Последние слова она с умыслом произнесла громче, чтоб они достигли ушей принца Леонарда, шаги которого гулко раздавались по широкому пустому коридору, что вел из его апартаментов на половину принцессы.
Как всегда, когда он был в замке, принц приходил здороваться с супругой в то время, когда она кушала свой утренний кофе.
Так поступил он и в этот день, и, невзирая на бессонную и полную самых разнообразных ощущений ночь, вид у него был бодрый, а глаза сверкали ярче и веселее обыкновенного.
– Сейчас видел в саду нашего Макса, – объявил он, целуя руку жены и отвечая ласковым кивком на церемонные книксены ее фрейлин. – Он становится молодцом, сыпь на лбу как будто проходит и за ушком стало подсыхать…
Его с раздражением прервали на полуслове.
– Вздор! Около носика у него опять опухоль, желваки у горла, как камень, твердые, а ножки так тонки и так слабы, как у трехмесячного ребенка, – объявила принцесса, сердито сдвигая брови и отворачиваясь от мужа.
– Неужели? Мне кажется, что ты преувеличиваешь, мое сердце! Право же, наш Макс уж не так плох, как ты себе представляешь. Есть дети гораздо слабее и болезненнее его. Да вот у тайного советника Рейнике, например, девочка совсем не может ходить, ее возят в тележке, а у лесничего третий мальчик кретин.
Но попытка утешить супругу принцу не удалась.
С удвоенной злобой накинулась она на него с упреками:
– Молчи, пожалуйста! Ты только и умеешь, что глупости говорить. Что мне за дело до чужих уродов и кретинов! Я хочу, чтоб мой ребенок был здоров, силен и красив, а остальные хоть поколей все от золотухи, мне все равно! Сразу видно, что ты дома не живешь и о семье своей не заботишься, – чужие тебе дороже своих. Вот я так о чужих никогда не вспоминаю, мне бы только, чтоб в моей семье все было благополучно, а ты… Тебя каждый паршивый щенок на улице интересует гораздо больше жены и ребенка…
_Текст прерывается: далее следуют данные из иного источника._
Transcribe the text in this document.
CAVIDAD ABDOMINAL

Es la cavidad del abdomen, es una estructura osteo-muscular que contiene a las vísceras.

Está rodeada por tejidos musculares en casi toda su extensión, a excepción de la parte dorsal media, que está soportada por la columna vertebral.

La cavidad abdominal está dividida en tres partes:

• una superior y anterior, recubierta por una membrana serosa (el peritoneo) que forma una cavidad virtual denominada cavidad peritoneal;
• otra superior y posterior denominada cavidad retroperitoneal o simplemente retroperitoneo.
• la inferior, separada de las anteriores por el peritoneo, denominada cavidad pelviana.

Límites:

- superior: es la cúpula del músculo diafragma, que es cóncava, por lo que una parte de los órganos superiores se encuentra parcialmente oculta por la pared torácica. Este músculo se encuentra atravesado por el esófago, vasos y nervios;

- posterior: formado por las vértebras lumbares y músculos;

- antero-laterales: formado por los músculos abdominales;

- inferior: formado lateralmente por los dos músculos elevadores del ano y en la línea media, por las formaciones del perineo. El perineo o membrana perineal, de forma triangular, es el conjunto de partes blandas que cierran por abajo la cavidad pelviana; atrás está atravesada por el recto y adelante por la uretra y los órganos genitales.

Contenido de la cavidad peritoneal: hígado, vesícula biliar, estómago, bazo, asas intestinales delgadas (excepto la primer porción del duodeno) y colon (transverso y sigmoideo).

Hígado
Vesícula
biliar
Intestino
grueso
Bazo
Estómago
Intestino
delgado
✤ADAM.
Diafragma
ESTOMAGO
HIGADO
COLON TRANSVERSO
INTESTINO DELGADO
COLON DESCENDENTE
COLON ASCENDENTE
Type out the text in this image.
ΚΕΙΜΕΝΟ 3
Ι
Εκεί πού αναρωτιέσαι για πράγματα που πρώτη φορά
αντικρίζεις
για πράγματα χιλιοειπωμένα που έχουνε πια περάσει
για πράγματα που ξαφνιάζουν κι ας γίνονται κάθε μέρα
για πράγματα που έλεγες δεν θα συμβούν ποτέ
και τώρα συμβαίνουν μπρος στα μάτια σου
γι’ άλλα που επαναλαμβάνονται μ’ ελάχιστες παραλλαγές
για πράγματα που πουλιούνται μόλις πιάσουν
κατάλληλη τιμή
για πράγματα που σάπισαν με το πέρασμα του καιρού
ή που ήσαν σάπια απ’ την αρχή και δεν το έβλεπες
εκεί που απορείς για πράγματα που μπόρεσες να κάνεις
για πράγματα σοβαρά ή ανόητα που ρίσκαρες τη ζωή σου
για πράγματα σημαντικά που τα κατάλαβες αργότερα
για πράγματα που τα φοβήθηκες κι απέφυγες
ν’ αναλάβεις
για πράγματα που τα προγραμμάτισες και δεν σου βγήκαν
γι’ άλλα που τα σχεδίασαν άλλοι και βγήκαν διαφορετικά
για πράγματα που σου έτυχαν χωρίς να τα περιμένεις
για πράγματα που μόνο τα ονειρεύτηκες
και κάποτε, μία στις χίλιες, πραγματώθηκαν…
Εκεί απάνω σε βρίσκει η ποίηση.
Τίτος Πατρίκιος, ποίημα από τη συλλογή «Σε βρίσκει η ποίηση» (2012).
– Перестань, Тереза, ты сегодня, верно, плохо спала ночь и потому не в духе…
Но каждое его слово подливало масла в огонь.
– А кто виноват, что я не спала ночь и больна? – вскричала она запальчиво.
И, выслав из комнаты повелительным жестом своих фрейлин, она продолжала, пронизывая злобным, подозрительным взглядом смущенного супруга:
– Уж не воображаешь ли ты скрыть от меня твои шашни? Точно я не догадываюсь, что ты опять стал навещать по ночам какую-нибудь шлюху вроде Мальхен! Берегись, Леонард, ведь мне стоит только сказать слово деду, и твою новую пассию выгонят из наших владений или засадят в смирительный дом для распутных девок, как ту, с которой ты путался три года тому назад, помнишь? – шипела она, колотя согнутым костлявым пальцем по столу.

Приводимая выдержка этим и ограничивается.